Close your eyes. Close your eyes and imagine if you were forced to leave everything you knew behind, a split second decision with no time to pack. Imagine not being allowed to return home because your neighborhood Soviet nuclear power plant has just exploded. Imagine that less than a mile away, the world’s worst nuclear disaster has taken place.
It is April 25, 1986: The Chernobyl Nuclear Disaster.
Enough has been documented about what went wrong at the plant: An unnecessary (and ironic) safety procedure was being carried out one morning and in a smorgasboard of a perfect storm, everything went to hell and the plant exploded. First responders who came to help put out the fires and clean up the debris died within hours of acute radiation poisoning. Pilots who flew sandbags back and forth to the area to smother the flames and radiation died within days. Miners who dug tunnels to patch up the leaking molten radioactive lava died never lived past 40. Entire generations in the Eastern European bloc would suffer from radiation sickness worth 400 atomic bombs.
The entire population of the nearby town of Pripyat were forced to evacuate their homes within 3 hours of notice, packing only a passport and nothing larger than a suitcase. Although they were reassured they would be allowed to come back in a few days, they never did.
Today the plant continues to be contained by worldwide efforts with production of a new steel sarcophagus to support the already existing but crumbling concrete slabs that’s keeping in the radiation. Pripyat and its iconic amusement park, remains a true ghost town in every sense of the word.
The question on most people’s minds would be: is it safe to visit? The short and only answer everyone needs to hear is: Yes, it is. A Geiger counter we had with us measured radiation levels to be less than what it was in the capital of Kiev. And it was even far less than the radiation anyone would get when flying on an airplane. Although there are certain hotspot areas that are restricted, the places where you are allowed to visit are certainly kosher.
We even ate lunch at the site:
Chernobyl has been a destination for curious, alternative, “off the beaten path” travelers for many years now, and there have been no reports of radiation poisoning given that the appropriate responsibilities are ensured.
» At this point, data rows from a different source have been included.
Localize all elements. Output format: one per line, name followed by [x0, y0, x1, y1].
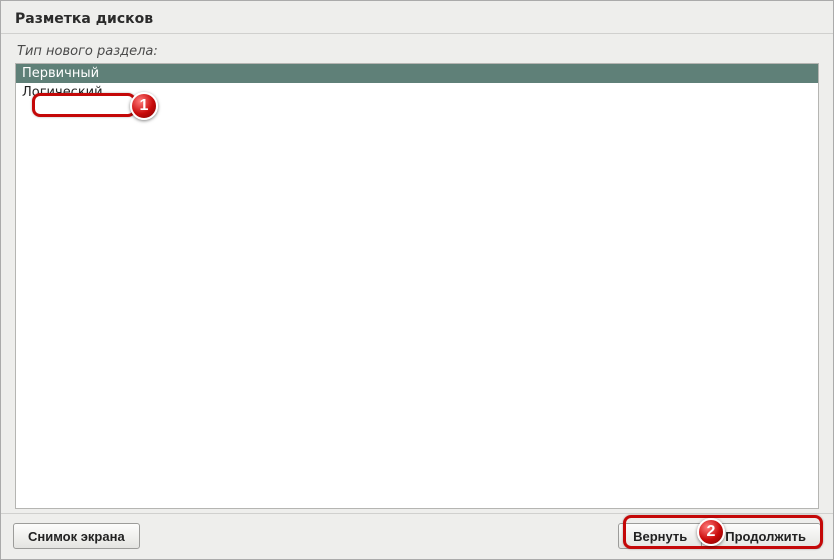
screenshot-button[interactable]: Снимок экрана: [13, 523, 140, 549]
partition-type-list: Первичный Логический: [15, 63, 819, 509]
prompt-label: Тип нового раздела:: [15, 42, 819, 63]
window-header: Разметка дисков: [1, 1, 833, 34]
page-title: Разметка дисков: [15, 11, 819, 27]
installer-window: Разметка дисков Тип нового раздела: Перв…: [0, 0, 834, 560]
option-logical[interactable]: Логический: [16, 83, 818, 102]
content-area: Тип нового раздела: Первичный Логический: [1, 34, 833, 513]
option-primary[interactable]: Первичный: [16, 64, 818, 83]
footer-bar: Снимок экрана Вернуть Продолжить: [1, 513, 833, 559]
continue-button[interactable]: Продолжить: [710, 523, 821, 549]
back-button[interactable]: Вернуть: [618, 523, 702, 549]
And since the new steel sarcophagus is due to be completed by the end of this year, this would be our last chance to see the Chernobyl plant in its freeze-frame snapshot as how it looked like exactly as it did on April 25, 1986.
The tour lasts about 4.5 hours and is about a 2 hour drive north from Kiev.
Pripyat is one of those oppotunities of seeing what happens if time all of a sudden stopped. Pots still on the stove, newspapers half read still on the dining table, children’s toys strewn about on the floor…like North Korea, this is the closest we’re ever going to get to time travel, short of actually having a time machine.
Heading onwards further deeper into town, we came across the abandoned town theater, which we decided to spelunk.
Anyone who’s played Call of Duty Modern Warfare (I know I know) will recognize this iconic Ferris Wheel. This is it!
After seeing the Ferris Wheel, it’s was getting dark. For anyone who endured the horror movie “The Chernobyl Diaries” will know why it’s a bad idea to stay after dark. Nobody wants monsters chasing after them on their winter vacation.
Afterwards they do the responsible thing and check if our radiation levels remains in the safe range before letting us go back home.
Say what you will about visiting Chernobyl, but it’s a completely different thing to see pictures instead of actually being there. It’s a different feeling to be able to smell the air and feel the snow crunching beneath your feet, as pictures you once saw in history textbooks and on Google Images come alive before your eyes.